For patients with heart failure, fluid buildup is a leading driver of symptomatic decompensation and hospitalization. PCWP can rise before symptoms appear, but historically it was measured invasively with a catheter or implant inside the heart. Cardiosense positions its AI-powered software as a way to estimate that value using only the wearable sensor—supporting earlier detection and more proactive management in indicated patients. The company has cited prior publication in the Journal of the American College of Cardiology: Heart Failure and a presentation at the American Heart Association’s 2024 Scientific Sessions; any comparison to implanted pressure sensors should stay within published study context, not sales overclaim.
The De Novo indication is for adult patients with heart failure with reduced ejection fraction (HFrEF), left ventricular ejection fraction (LVEF) ≤ 40%, and New York Heart Association (NYHA) Functional Class II, III, or IV symptoms. Cardiosense has said it plans future algorithms for heart failure detection and heart failure with preserved ejection fraction (HFpEF)—those are pipeline goals, not part of the current label.

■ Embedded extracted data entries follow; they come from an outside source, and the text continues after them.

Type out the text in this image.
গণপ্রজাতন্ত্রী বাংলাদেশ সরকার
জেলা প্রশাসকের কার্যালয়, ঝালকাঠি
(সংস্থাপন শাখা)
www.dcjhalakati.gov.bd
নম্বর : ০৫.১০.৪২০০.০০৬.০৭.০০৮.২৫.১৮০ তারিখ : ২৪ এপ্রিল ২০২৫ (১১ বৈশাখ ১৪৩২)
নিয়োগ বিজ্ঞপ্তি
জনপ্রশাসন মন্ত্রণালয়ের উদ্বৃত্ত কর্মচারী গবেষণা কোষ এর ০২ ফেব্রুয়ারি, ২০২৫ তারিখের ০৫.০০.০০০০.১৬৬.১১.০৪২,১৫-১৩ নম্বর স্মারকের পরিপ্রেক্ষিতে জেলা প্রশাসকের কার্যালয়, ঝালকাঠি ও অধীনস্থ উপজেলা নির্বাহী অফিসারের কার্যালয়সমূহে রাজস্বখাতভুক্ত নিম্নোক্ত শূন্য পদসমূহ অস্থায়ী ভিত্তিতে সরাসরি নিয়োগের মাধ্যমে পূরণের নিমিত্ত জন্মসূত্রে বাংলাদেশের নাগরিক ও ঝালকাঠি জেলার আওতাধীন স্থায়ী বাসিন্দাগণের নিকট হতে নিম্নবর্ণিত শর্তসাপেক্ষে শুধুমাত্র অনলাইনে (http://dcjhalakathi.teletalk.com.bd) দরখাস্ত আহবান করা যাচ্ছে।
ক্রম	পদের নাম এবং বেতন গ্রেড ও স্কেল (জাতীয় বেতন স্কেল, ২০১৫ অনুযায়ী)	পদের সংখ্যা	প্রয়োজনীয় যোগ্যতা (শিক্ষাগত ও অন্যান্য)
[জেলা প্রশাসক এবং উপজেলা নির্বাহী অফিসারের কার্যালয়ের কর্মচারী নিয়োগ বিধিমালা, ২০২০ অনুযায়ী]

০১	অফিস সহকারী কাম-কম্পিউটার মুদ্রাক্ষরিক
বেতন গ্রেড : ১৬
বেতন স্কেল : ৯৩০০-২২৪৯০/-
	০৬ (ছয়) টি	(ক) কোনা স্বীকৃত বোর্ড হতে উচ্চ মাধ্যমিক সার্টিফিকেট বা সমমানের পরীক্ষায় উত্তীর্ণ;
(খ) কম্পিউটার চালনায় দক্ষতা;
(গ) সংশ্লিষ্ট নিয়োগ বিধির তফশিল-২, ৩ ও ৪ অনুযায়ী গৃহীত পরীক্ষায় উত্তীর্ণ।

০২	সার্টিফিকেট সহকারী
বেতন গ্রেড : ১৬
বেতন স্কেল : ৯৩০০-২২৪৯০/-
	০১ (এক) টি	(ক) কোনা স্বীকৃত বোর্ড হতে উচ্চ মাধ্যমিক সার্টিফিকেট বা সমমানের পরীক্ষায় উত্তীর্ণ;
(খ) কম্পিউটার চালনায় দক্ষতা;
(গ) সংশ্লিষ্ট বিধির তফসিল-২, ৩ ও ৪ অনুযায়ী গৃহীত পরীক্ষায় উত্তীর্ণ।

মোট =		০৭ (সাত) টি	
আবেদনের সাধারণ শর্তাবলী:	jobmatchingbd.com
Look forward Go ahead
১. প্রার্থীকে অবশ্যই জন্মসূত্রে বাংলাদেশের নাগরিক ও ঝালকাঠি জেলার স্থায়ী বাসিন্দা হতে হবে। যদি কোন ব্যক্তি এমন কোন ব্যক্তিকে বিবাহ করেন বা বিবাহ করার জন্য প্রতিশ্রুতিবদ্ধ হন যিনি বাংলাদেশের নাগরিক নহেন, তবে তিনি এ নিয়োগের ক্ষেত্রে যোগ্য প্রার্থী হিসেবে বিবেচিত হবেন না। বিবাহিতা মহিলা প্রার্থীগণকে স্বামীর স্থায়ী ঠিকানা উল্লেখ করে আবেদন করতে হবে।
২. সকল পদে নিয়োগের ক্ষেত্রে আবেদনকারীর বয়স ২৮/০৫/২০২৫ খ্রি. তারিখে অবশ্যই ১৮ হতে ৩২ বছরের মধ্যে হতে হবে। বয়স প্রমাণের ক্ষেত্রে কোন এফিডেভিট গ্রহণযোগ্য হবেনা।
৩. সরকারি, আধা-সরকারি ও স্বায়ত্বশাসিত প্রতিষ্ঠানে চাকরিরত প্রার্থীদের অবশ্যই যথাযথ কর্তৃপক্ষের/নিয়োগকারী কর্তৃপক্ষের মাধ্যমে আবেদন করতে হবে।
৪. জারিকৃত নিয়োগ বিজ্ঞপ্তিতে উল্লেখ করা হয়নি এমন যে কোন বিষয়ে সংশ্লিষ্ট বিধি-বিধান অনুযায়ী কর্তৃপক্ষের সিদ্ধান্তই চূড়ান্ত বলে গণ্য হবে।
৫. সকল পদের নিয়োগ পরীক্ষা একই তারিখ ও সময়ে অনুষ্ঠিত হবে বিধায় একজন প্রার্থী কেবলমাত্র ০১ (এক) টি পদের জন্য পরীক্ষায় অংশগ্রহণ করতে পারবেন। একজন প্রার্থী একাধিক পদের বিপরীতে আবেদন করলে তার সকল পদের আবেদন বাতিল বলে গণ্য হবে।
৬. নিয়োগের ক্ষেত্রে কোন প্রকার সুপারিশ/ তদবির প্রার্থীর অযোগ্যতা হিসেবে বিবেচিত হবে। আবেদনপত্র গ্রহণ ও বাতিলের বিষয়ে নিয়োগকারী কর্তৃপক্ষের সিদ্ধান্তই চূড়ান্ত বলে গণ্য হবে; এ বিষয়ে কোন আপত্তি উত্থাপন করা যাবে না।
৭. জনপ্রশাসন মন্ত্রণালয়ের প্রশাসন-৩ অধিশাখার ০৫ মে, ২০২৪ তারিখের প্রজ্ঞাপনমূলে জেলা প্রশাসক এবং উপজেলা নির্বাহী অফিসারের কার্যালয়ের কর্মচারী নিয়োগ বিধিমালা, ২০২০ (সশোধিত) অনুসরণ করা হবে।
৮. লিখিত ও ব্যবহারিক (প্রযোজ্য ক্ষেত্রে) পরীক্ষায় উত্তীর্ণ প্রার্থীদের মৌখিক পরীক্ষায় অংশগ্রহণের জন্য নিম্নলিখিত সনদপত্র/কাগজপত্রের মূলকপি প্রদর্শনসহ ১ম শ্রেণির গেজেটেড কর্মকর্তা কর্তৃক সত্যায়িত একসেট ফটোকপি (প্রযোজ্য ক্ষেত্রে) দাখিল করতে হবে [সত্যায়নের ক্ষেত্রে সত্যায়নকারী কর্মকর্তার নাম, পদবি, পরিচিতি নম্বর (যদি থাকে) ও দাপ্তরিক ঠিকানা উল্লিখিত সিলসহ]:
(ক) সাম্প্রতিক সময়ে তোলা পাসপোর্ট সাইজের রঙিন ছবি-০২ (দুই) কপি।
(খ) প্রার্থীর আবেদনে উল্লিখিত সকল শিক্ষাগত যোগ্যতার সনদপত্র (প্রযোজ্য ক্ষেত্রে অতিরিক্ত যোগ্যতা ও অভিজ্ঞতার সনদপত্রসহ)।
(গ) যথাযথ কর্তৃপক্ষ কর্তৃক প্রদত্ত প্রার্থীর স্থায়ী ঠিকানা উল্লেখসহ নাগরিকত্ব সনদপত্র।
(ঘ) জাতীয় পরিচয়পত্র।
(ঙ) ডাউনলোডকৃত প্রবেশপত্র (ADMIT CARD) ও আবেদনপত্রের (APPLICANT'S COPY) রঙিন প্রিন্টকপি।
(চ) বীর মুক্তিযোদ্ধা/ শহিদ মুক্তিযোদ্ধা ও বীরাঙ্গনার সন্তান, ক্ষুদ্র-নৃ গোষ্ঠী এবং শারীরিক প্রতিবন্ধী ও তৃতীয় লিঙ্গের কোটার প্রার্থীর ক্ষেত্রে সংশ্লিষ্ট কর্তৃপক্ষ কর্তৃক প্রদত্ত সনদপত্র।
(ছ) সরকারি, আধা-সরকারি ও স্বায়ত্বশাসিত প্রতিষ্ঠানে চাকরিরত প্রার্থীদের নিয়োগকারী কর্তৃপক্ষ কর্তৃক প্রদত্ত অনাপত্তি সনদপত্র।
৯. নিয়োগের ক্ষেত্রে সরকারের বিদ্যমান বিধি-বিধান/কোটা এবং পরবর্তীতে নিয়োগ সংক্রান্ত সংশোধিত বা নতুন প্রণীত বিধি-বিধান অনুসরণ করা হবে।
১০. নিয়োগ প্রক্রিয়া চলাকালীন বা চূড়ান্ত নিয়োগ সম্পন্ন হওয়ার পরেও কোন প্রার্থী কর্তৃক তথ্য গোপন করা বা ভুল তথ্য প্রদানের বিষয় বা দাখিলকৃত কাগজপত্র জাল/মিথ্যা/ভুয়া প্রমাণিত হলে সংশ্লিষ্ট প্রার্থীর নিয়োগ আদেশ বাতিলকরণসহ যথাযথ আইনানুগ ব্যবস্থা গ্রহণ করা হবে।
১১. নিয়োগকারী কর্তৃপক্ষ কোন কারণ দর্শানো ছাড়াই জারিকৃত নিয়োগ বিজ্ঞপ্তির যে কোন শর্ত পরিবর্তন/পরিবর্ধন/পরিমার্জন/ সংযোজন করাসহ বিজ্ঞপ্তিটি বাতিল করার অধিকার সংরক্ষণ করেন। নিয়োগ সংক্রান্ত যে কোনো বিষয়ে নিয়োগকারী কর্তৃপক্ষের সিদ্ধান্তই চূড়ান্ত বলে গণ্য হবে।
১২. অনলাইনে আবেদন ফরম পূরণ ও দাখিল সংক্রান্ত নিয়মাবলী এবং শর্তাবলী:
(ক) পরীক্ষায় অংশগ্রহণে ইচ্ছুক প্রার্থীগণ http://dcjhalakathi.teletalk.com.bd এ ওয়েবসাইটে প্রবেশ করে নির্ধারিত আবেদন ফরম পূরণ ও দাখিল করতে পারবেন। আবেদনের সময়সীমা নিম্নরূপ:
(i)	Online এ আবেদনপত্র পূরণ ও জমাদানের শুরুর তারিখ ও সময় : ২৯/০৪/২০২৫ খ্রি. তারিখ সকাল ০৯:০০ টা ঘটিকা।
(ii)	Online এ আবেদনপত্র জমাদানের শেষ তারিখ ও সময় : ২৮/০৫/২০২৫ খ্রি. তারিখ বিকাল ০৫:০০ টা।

This is a software-plus-sensor medical device story—not cath lab capital equipment or implant case coverage. For medical sales professionals, the commercial motion spans heart failure clinics, cardiology practices, hospital quality and readmission programs, and disciplined digital deployment—not OR scheduling alone.
Why This Matters for Medical Sales Careers
- De Novo pathways create a new regulatory category—adoption cycles are often longer and more evidence-heavy than a straight 510(k) predicate swap
- Heart failure readmissions keep economic buyers in the room alongside cardiologists and advanced practice providers
- Reps need clinical literacy on PCWP, HFrEF, and decompensation risk without positioning the tool as a replacement for invasive measurement when clinicians still need it
- Strong candidates blend digital health skills—workflow integration, compliance stakeholders, realistic reimbursement talk—with relationship selling in cardio
- Do not confuse this launch with pharma hypertension brands or cath lab contrast systems; the stakeholder map and ramp metrics differ
Hiring and Interview Takeaways
Candidates should prepare examples of how they sold workflow change: clinician champions, pilot design, training plans, and expansion from one site to a broader program. Interviewers will care whether you can explain label scope, who signs off on new monitoring workflows, and how you handled stalled pilots—not just feature lists.
Employers hiring for “cardio digital” or “HF monitoring” territories should be explicit whether the role is disposable pull-through, software-enabled service, or a hybrid—and what year-one utilization targets look like during launch. Specialty mismatch between implant OR reps and outpatient HF programs is a common reason new hires underperform in the first year.